Bosse wagen den Blick in die Glaskugel

Hardwarehersteller hoffen auf Telekommunikationsbranche

23.06.2000
MÜNCHEN (CW) - Auf der CEO-Summit, die Mitte Juni in London stattfand, plauderten die Großen der Branche über die Zukunft ihres Geschäfts. Die Visionen schwankten zwischen der Hoffnung auf neue Märkte und der Unsicherheit, welche Produkte dort gefragt sein werden.
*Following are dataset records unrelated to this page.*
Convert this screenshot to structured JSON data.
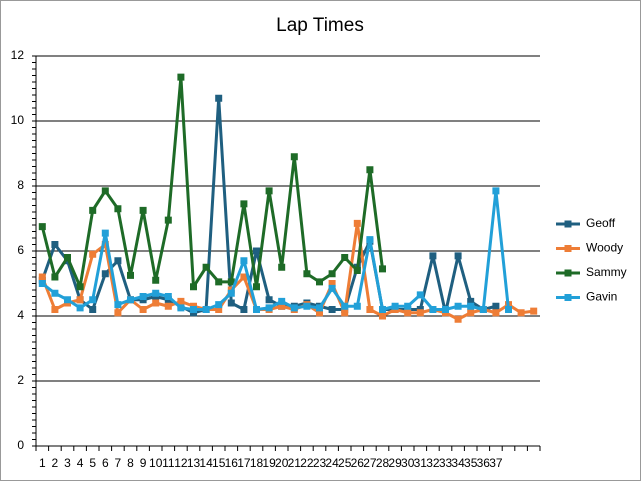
{
  "chart_data": {
    "type": "line",
    "title": "Lap Times",
    "categories": [
      "1",
      "2",
      "3",
      "4",
      "5",
      "6",
      "7",
      "8",
      "9",
      "10",
      "11",
      "12",
      "13",
      "14",
      "15",
      "16",
      "17",
      "18",
      "19",
      "20",
      "21",
      "22",
      "23",
      "24",
      "25",
      "26",
      "27",
      "28",
      "29",
      "30",
      "31",
      "32",
      "33",
      "34",
      "35",
      "36",
      "37",
      null,
      null,
      null
    ],
    "ylim": [
      0,
      12
    ],
    "yticks": [
      0,
      2,
      4,
      6,
      8,
      10,
      12
    ],
    "grid": true,
    "legend": "right",
    "series": [
      {
        "name": "Geoff",
        "color": "#1f5f80",
        "values": [
          5.1,
          6.2,
          5.7,
          4.5,
          4.2,
          5.3,
          5.7,
          4.5,
          4.5,
          4.6,
          4.5,
          4.3,
          4.1,
          4.2,
          10.7,
          4.4,
          4.2,
          6.0,
          4.5,
          4.3,
          4.3,
          4.4,
          4.3,
          4.2,
          4.2,
          5.5,
          6.3,
          4.2,
          4.2,
          4.2,
          4.2,
          5.85,
          4.1,
          5.85,
          4.45,
          4.2,
          4.3,
          null,
          null,
          null
        ]
      },
      {
        "name": "Woody",
        "color": "#ee7d36",
        "values": [
          5.2,
          4.2,
          4.4,
          4.5,
          5.9,
          6.2,
          4.1,
          4.5,
          4.2,
          4.4,
          4.3,
          4.45,
          4.3,
          4.2,
          4.2,
          4.8,
          5.2,
          4.2,
          4.2,
          4.3,
          4.2,
          4.35,
          4.1,
          5.0,
          4.1,
          6.85,
          4.2,
          4.0,
          4.2,
          4.1,
          4.1,
          4.2,
          4.1,
          3.9,
          4.1,
          4.2,
          4.1,
          4.35,
          4.1,
          4.15
        ]
      },
      {
        "name": "Sammy",
        "color": "#1e6b27",
        "values": [
          6.75,
          5.2,
          5.8,
          4.9,
          7.25,
          7.85,
          7.3,
          5.25,
          7.25,
          5.1,
          6.95,
          11.35,
          4.9,
          5.5,
          5.05,
          5.05,
          7.45,
          4.9,
          7.85,
          5.5,
          8.9,
          5.3,
          5.05,
          5.3,
          5.8,
          5.4,
          8.5,
          5.45,
          null,
          null,
          null,
          null,
          null,
          null,
          null,
          null,
          null,
          null,
          null,
          null
        ]
      },
      {
        "name": "Gavin",
        "color": "#22a0d8",
        "values": [
          5.0,
          4.7,
          4.5,
          4.25,
          4.5,
          6.55,
          4.35,
          4.5,
          4.6,
          4.7,
          4.6,
          4.25,
          4.2,
          4.2,
          4.35,
          4.7,
          5.7,
          4.2,
          4.25,
          4.45,
          4.25,
          4.3,
          4.25,
          4.85,
          4.3,
          4.3,
          6.35,
          4.2,
          4.3,
          4.3,
          4.65,
          4.2,
          4.2,
          4.3,
          4.3,
          4.2,
          7.85,
          4.2,
          null,
          null
        ]
      }
    ]
  }
}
Die Hersteller von Handheld-Rechnern bauen für die Zukunft auf das Angebot neuer drahtloser Informationsservices. Nach Ansicht von David Potter, Chairman bei Psion, versprechen die Dienstleistungen rund um Inhalte und deren Übertragung derzeit die größten Gewinne. Carl Yankowski, CEO des Konkurrenten Palm, pflichtet seinem Kollegen bei. Nach seiner Einschätzung kommt den Hardwareherstellern die Aufgabe zu, die passenden Geräte für dieses Serviceangebot zu bauen.

Wie diese auszusehen haben und welche Techniken einzusetzen sind, darüber herrscht bei vielen Firmen allerdings nach wie vor Rätselraten. Vor allem das Zusammenwachsen von Daten-und Sprachübertragung werde eine Vielzahl unterschiedlicher Techniken hervorbringen, prophezeien Potter und Yankowski. Das Wireless Application Protocol (WAP) und Bluetooth seien nur der Anfang. Doch während der Psion-Chef fürchtet, dass die verschiedenen Standards die Entwicklung des Marktes bremsen könnten, glaubt Yankowski an die treibende Kraft konkurrierender Technologien.
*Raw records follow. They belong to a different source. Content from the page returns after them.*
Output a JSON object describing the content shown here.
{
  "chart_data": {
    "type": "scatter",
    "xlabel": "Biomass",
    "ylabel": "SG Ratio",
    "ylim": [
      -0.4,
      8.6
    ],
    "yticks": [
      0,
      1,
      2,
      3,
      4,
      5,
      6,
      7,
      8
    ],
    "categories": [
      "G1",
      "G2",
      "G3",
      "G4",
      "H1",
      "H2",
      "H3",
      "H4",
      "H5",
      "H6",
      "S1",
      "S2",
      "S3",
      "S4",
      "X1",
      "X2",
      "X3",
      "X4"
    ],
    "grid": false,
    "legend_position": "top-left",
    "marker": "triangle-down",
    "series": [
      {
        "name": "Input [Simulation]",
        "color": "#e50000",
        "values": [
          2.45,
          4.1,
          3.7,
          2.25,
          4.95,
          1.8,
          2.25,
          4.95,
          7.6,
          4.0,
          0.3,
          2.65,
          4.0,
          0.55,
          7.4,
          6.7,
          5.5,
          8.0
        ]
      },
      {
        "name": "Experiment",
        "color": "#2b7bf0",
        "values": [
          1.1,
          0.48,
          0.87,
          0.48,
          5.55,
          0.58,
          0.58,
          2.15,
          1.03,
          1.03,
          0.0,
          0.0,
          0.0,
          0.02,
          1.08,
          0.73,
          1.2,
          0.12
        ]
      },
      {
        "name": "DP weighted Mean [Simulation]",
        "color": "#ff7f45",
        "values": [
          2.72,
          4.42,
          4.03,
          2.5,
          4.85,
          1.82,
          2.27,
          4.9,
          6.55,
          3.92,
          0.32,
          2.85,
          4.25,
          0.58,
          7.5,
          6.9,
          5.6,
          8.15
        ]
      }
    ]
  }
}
Was die Kunden letztendlich wollen, liegt auch für den Palm-Boss noch im Dunklen. "Es ist grundsätzlich denkbar, einen Palm mit Handy-Funktionen zu bauen, aber ich bin nicht sicher, ob es dafür einen Markt gibt", zweifelt Yankowski. Angst um ihr Geschäft haben die Anbieter jedoch nicht. Der zukünftige Markt sei groß genug für mehrere Wettbewerber, beteuert Potter.
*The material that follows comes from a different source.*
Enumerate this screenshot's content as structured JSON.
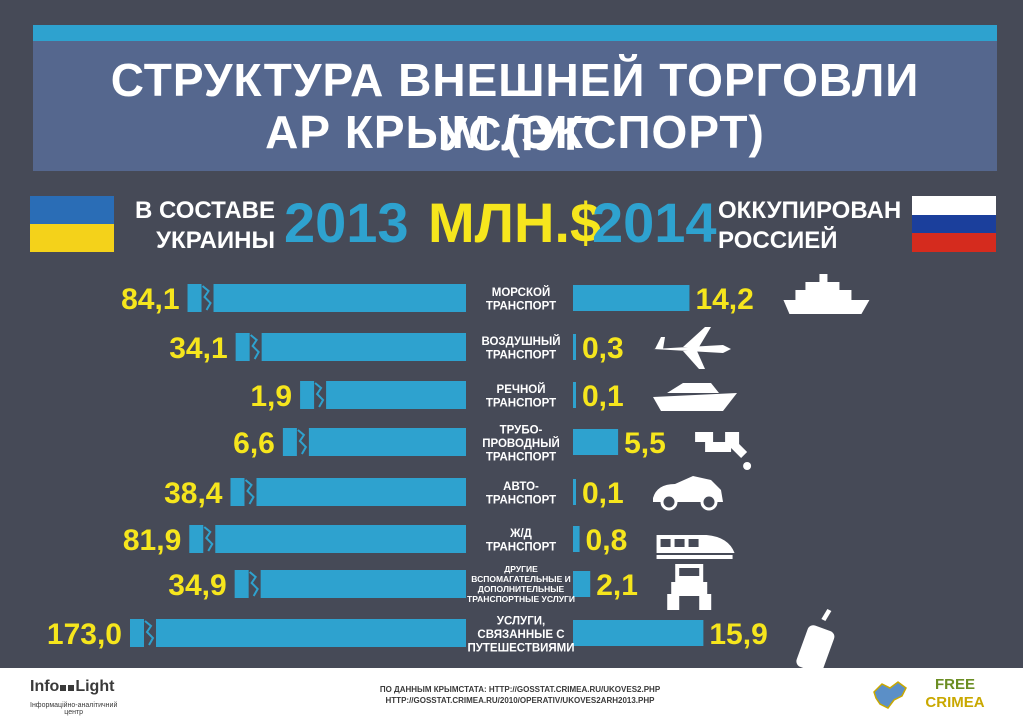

Compaq setzt beim E-Commerce auf EuropaOptimismus legte in dieser Hinsicht Compaq-CEO Michael Capellas an den Tag - vor allem für Europa. Der alte Kontinent könne mit Hilfe drahtloser Verbindungstechniken die USA bald in Sachen E-Commerce auf den zweiten Platz verdrängen. Neue Zugangsgeräte wie zum Beispiel WAP-Handys seien in Europa wesentlich stärker verbreitet als in den Vereinigten Staaten. Wenn es den Anbietern gelinge, attraktive Serviceangebote bereitzustellen, sei es nur eine Frage der Zeit, bis die Europäer die Nase vorn hätten.

Eher bedächtige Töne schlug Michael Dell, Chef des Direktanbieters Dell, in seiner Eröffnungsrede an. Während seine Company noch vor wenigen Jahren den PC-Vertrieb via Internet-Verkauf revolutionierte, betont Dell heute auch die Vorteile der alten Geschäftsmodelle. "Der Erfolg des Internet-Geschäfts beruht auch auf den Regeln des alten Marktes", erklärt der Unternehmensgründer.

Auf den "E"-Hype-Zug will der texanische PC-Hersteller nicht aufspringen. Ihren Vorteil sehe seine Company vielmehr darin, Geschäfte mit den Firmen abzuschließen, die sich im neuen Markt profilieren wollen. Als Beispiel führt Dell das Server-Geschäft an. Hier suche man Partnerschaften mit Application Service Providern (ASP) und versuche, diesen die richtigen Produkte und Services anzubieten.

Trotz der neuen Geräte und Märkte sieht der Dell-Chef keine Gefahren für das Kerngeschäft mit den PCs: "WAP-Handys und Handhelds werden den PC nicht verdrängen, sie können ihn nur ergänzen."